230. Memorandum From the Under Secretary of State for Economic Affairs (Ball) to President Kennedy0

In the attached memorandum1 I have set forth a proposal for dealing with the trade agreements problem. This suggests an alternative to the course of action recommended by Mr. Petersen.

Mr. Petersen has sought to design a new trade program within the basic framework of the old reciprocal trade agreement program. I believe that this is the wrong approach. I think that the old trade agreements program was well suited to the conditions of the trading world which has [Page 494] existed until recently, but in today’s world that program is substantially bankrupt. Even if Mr. Petersen’s proposals were adopted by the Congress without further watering-down I do not believe they would be good enough.

Mr. Petersen’s proposals are, in my view, too little and too soon. Within the next year the conditions of a whole new trading world will be largely established. A new trading community in Europe, with a larger population and over twice the imports of the United States, will be emerging. The pattern of world trade in such temperate-zone products as wheat, coarse grains, and dairy products will be undergoing radical alterations. The trade arrangements for tropical products such as cocoa, coffee, and oilseeds may be subject to similar far-reaching changes. These developments will unlock new political pressures from various directions—from US exporters, from Latin American countries, from the British Commonwealth, and from the European Economic Community itself.

My earnest suggestion—arrived at after considerable soul-searching—is that we announce the general directions of a new policy appropriate to the changed conditions of the trading world, but that we hold off the drafting and introduction of an explicit legislative proposal until 1963, which will not be an election year.

The principles which the American people must be prepared to accept are these: We shall have to give up the item-by-item tariff negotiating approach of the past and shall have to negotiate for a major across-the-board reduction on our import restrictions and those of the European Economic Community, aimed at opening both economies further to one another’s exporters.
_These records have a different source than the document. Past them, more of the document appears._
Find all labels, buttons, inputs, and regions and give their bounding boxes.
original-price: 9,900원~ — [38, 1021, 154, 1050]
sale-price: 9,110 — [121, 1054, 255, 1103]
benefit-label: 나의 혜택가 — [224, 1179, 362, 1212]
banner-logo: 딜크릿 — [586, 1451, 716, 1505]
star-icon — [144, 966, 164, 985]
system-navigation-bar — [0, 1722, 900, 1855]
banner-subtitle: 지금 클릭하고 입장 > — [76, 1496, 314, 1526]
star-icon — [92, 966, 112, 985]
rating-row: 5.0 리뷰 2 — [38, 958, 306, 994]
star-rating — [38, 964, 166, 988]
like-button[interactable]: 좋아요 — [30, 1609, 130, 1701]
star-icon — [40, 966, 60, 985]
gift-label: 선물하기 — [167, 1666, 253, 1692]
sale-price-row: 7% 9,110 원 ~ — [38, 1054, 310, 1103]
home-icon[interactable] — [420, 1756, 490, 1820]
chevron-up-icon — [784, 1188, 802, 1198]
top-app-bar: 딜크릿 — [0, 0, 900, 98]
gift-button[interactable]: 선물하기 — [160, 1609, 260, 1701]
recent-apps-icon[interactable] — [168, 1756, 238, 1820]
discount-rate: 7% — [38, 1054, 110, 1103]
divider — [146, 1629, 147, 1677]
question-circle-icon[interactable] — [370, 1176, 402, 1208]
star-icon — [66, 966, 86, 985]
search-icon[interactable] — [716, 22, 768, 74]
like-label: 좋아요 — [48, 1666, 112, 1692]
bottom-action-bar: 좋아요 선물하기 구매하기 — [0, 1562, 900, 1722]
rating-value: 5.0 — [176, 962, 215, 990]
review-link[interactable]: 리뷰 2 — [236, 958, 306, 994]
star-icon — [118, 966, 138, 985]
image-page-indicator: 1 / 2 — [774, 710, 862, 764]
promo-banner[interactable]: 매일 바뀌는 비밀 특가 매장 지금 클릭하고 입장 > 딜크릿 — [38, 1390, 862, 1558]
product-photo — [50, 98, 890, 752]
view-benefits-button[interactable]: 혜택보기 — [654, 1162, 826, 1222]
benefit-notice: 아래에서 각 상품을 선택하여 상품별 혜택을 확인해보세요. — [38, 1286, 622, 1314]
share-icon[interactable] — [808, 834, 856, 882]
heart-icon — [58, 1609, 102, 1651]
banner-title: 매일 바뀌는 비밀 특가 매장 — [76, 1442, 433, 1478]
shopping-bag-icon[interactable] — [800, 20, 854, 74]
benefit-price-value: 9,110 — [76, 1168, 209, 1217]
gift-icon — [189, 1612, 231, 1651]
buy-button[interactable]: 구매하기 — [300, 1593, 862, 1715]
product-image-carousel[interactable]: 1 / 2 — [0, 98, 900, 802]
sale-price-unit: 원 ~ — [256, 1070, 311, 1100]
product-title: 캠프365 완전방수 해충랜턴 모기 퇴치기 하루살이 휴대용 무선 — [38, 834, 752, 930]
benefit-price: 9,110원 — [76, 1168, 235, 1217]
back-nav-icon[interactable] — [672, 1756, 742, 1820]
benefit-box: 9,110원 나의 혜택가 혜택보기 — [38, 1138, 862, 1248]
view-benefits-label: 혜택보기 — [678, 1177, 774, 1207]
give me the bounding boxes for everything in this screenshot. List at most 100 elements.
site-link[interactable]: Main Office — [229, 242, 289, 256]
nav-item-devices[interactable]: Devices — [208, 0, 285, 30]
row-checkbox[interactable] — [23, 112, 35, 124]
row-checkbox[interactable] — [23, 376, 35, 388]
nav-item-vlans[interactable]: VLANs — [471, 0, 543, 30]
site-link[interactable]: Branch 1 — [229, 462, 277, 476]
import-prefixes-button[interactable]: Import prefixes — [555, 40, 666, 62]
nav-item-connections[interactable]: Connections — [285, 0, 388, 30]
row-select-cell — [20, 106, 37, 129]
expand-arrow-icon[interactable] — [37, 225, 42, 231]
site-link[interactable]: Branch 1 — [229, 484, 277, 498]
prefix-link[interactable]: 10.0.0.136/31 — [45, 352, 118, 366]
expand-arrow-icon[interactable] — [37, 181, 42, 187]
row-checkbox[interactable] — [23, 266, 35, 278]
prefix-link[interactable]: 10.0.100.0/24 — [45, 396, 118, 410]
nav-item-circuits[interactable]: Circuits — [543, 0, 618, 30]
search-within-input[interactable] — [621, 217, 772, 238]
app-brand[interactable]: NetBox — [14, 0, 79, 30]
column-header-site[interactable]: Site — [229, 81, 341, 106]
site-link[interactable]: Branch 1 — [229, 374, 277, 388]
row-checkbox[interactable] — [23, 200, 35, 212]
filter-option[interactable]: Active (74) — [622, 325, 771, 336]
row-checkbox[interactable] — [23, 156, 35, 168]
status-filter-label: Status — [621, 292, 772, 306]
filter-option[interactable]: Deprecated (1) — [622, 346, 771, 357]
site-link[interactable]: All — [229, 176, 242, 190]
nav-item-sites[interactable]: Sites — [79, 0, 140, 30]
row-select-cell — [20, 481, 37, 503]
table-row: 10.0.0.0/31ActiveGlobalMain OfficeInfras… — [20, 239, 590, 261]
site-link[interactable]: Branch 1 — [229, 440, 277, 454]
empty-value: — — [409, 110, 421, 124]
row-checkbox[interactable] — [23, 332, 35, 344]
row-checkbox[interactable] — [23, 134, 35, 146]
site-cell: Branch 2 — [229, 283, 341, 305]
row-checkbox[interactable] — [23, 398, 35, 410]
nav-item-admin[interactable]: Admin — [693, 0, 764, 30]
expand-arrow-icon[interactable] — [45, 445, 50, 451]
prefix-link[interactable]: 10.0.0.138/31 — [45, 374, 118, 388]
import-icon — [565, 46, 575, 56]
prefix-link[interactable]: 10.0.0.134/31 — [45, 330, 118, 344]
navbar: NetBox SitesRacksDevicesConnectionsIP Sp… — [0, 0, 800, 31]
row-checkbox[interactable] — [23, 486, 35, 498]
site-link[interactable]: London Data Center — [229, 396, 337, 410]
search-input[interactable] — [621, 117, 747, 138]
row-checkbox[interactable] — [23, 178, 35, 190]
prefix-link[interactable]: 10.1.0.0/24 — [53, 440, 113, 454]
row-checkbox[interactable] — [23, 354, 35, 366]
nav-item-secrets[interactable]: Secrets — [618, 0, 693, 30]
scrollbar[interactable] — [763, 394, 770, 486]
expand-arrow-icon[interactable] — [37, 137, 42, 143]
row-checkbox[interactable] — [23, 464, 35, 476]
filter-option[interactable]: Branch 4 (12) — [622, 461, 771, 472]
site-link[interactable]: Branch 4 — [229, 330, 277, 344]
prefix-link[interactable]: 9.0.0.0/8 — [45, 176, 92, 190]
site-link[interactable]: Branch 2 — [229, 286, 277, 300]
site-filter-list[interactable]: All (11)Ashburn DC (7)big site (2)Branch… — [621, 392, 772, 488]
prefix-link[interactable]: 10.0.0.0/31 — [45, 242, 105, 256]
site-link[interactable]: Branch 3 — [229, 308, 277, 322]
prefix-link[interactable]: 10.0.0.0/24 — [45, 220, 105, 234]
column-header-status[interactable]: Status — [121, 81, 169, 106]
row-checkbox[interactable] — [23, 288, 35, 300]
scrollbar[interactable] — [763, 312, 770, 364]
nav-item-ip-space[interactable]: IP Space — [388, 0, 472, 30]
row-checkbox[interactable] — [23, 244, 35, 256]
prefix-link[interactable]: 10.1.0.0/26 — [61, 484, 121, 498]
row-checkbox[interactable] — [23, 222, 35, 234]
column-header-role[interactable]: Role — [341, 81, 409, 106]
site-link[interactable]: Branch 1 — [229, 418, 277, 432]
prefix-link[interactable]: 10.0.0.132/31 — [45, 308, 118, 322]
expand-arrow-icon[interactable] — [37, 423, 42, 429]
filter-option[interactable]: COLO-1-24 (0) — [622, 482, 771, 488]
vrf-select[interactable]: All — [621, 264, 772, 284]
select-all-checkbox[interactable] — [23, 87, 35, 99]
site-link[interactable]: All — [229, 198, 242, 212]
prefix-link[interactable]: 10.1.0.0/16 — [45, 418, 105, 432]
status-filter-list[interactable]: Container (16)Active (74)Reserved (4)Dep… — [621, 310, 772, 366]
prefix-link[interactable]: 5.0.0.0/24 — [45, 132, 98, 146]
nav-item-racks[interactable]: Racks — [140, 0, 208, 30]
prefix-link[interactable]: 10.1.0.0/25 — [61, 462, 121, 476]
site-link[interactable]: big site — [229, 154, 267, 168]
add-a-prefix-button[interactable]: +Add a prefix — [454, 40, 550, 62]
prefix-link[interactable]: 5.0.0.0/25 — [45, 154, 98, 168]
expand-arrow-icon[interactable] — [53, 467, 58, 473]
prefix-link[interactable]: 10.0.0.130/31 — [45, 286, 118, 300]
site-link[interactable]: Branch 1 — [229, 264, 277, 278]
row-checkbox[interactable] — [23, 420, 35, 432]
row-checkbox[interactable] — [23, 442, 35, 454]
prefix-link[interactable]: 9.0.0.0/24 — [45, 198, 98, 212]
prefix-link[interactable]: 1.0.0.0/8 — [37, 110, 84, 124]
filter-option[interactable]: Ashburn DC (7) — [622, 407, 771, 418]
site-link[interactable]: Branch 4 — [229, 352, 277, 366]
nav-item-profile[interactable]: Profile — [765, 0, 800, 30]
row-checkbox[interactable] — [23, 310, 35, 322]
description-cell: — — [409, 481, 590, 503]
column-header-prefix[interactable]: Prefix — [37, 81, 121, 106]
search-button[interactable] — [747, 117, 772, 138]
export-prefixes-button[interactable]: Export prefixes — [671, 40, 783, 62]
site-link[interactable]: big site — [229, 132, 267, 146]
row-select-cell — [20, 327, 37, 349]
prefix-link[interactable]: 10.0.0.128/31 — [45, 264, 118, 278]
At the same time, we must find a coordinated way of opening the markets of all industrial nations to the expanding industrial exports of developing countries. We shall have to develop an assistance program for a limited number of domestic industries which may have difficulty in absorbing the adjustment impact. And we shall have to negotiate explicit international trading arrangements in a number of key agricultural products.

By next fall, if we use the intervening year wisely the American people should be much better prepared to accept the need for major changes of this sort. They will see and, I hope, begin to understand the shape and implications of the new trading world. We ourselves will have a great deal clearer conception of the exact legislative tools that are needed. Against the background of this understanding we can ask Congress in the Spring of 1963 for the necessary legislation with far greater assurance of success.

This course seems to me preferable than to attempt to obtain legislation next Spring that will be inadequate for the problems that will confront us. There is no compelling reason why we should ask for new [Page 495] legislation immediately on the expiration of the negotiating powers provided under the 1958 extension. Existing agreements will remain in effect even though the authority lapses.

There is a further consideration of great importance. If we seek legislation next Spring we shall run grave risks of confusing the Congression-al debate with the sensitive and difficult negotiations in which we shall be engaged in Europe. The negotiations to expand the Common Market to include not only the United Kingdom but other Western European countries will be of major concern to the United States. It is essential that you and the Executive Branch have as much maneuvering room as possible in order to influence those negotiations in a way beneficial to the whole complex of our national interests.

But we may seriously compromise that maneuvering room if we must, at the same time, engage in a debate on trade policy. We can count on the protectionists doing everything possible to tie your hands and to try to force the United States to take positions in the European negotiations that run counter to our long-range interests, both political and economic.

These are only certain of the considerations that have led me to recommend against an immediate decision to begin the trade fight next Spring. In the attached memorandum I have attempted to argue the case fully as well as to suggest in some detail a course of action that I recommend you follow.2

George W. Ball3
  1. Source: Department of State, Central Files, 411.0041/10-461. Confidential. Secretary Rusk forwarded this memorandum to President Kennedy under cover of a memorandum. (Ibid.)
  2. For text of the enclosed memorandum from Ball to President Kennedy, October 23, see the Supplement.
  3. Not printed.
  4. Printed from a copy that indicates Ball signed the original.